Mas quem rouba este livro como uma Robin Hood lírica –
depenando os filisteus para dar aos leitores - é a poeta Anna
Akhmatova, barbada para o pódio das mulheres mais
fascinantes que jamais existiram (tietada por VIP como Boris
Pasternak – que a pediu em casamento três vezes -, Isaiah
Berlin, Modigliani, Joseph Brodsky, etc).

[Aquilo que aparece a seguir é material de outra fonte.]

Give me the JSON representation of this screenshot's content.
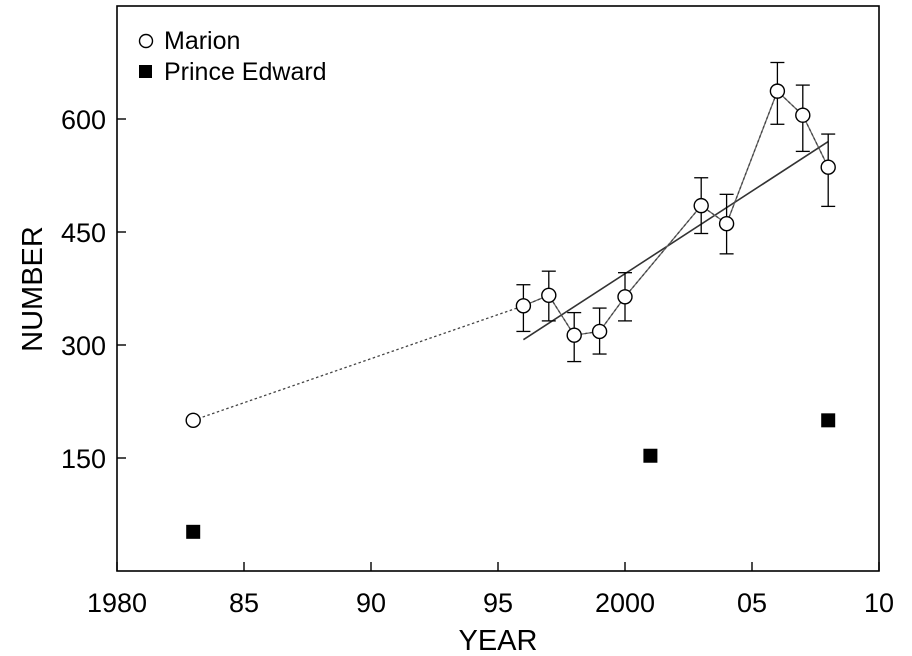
{
  "chart_data": {
    "type": "scatter",
    "title": "",
    "xlabel": "YEAR",
    "ylabel": "NUMBER",
    "xlim": [
      1980,
      2010
    ],
    "ylim": [
      0,
      750
    ],
    "x_ticks": [
      1980,
      1985,
      1990,
      1995,
      2000,
      2005,
      2010
    ],
    "x_tick_labels": [
      "1980",
      "85",
      "90",
      "95",
      "2000",
      "05",
      "10"
    ],
    "y_ticks": [
      150,
      300,
      450,
      600
    ],
    "y_tick_labels": [
      "150",
      "300",
      "450",
      "600"
    ],
    "grid": false,
    "legend_position": "top-left",
    "series": [
      {
        "name": "Marion",
        "marker": "open-circle",
        "connector": "dotted",
        "x": [
          1983,
          1996,
          1997,
          1998,
          1999,
          2000,
          2003,
          2004,
          2006,
          2007,
          2008
        ],
        "y": [
          200,
          352,
          366,
          313,
          318,
          364,
          485,
          461,
          637,
          605,
          536
        ],
        "error_low": [
          null,
          318,
          332,
          278,
          288,
          332,
          448,
          421,
          593,
          557,
          484
        ],
        "error_high": [
          null,
          380,
          398,
          343,
          349,
          396,
          522,
          500,
          675,
          645,
          580
        ]
      },
      {
        "name": "Prince Edward",
        "marker": "filled-square",
        "x": [
          1983,
          2001,
          2008
        ],
        "y": [
          52,
          153,
          200
        ]
      }
    ],
    "fits": [
      {
        "kind": "linear-trend",
        "x": [
          1996,
          2008
        ],
        "y": [
          307,
          570
        ]
      },
      {
        "kind": "smoothed",
        "x": [
          1996,
          1997,
          1998,
          1999,
          2000,
          2003,
          2004,
          2006,
          2007,
          2008
        ],
        "y": [
          352,
          366,
          313,
          318,
          364,
          485,
          461,
          637,
          605,
          536
        ]
      }
    ]
  }
}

Visitantes olham uma das musas do pintor Amadeo Modigliani, de 1916, no


Museu de Arte de Zurique Foto: Arnd Wiegmann/REUTERS

Sob o comunismo, a maioria dos habitantes de Leningrado


sabia na ponta da língua os versos de Réquiem, cuja edição
completa seria publicada apenas no fim da URSS. Na vida de
Akhmatova, desgraça pouca era bobagem. Nikolai Gumilev, o
primeiro marido, foi fuzilado pela polícia política logo depois
da revolução de 1917. O segundo morreu num campo de
concentração, onde o filho dela vegetou por catorze anos e
sucumbiu o maior amigo de Akhmatova , o grande Ossip
Mandelstam. O melhor pupilo dela, o futuro Nobel Joseph
Brodsky, definhou cinco anos na cadeia e foi deportado. Ela
própria não passou sequer um dia no xilindró (nem Stalin
tinha esse topete). Mas foi impedida de publicar e viveu em
cortiços, porém com uma empáfia de duquesa e
despedaçando corações como quem sopra dentes-de-leão.

Uma outra efígie do livro é espectral: Vladimir Nabokov, que


passou a infância e juventude em SP, mas se mandou para
Cambridge em 1920 e nunca mais voltou. Hoje há um museu
em SP dedicado ao autor de Lolita, cujo muro em 2013
apareceu pichado com a palavra “pedófilo”. A melhor amiga
da irmã de Nabokov em SP era uma pirralha chamada Alisa
Rosenbaum, mais tarde escritora com o pseudônimo de Ayn
Rand. Brokken conta um causo encantador sobre Alexander
Soljenitsyn, o Nobel de literatura que expôs as atrocidades do
Gulag. O editor de Soljenitsyn e Nabokov marcou um
encontro entre ambos, a pedido do primeiro, no restaurante
do Hotel Palace, em Montreux, onde este último morava com
a mulher, Vera. Soljenitsyn, um ex-zek (o termo para os
prisioneiros do Gulag), amarelou na hora H e deu o cano nos
anfitriões, que o esperaram à mesa com cara de tacho.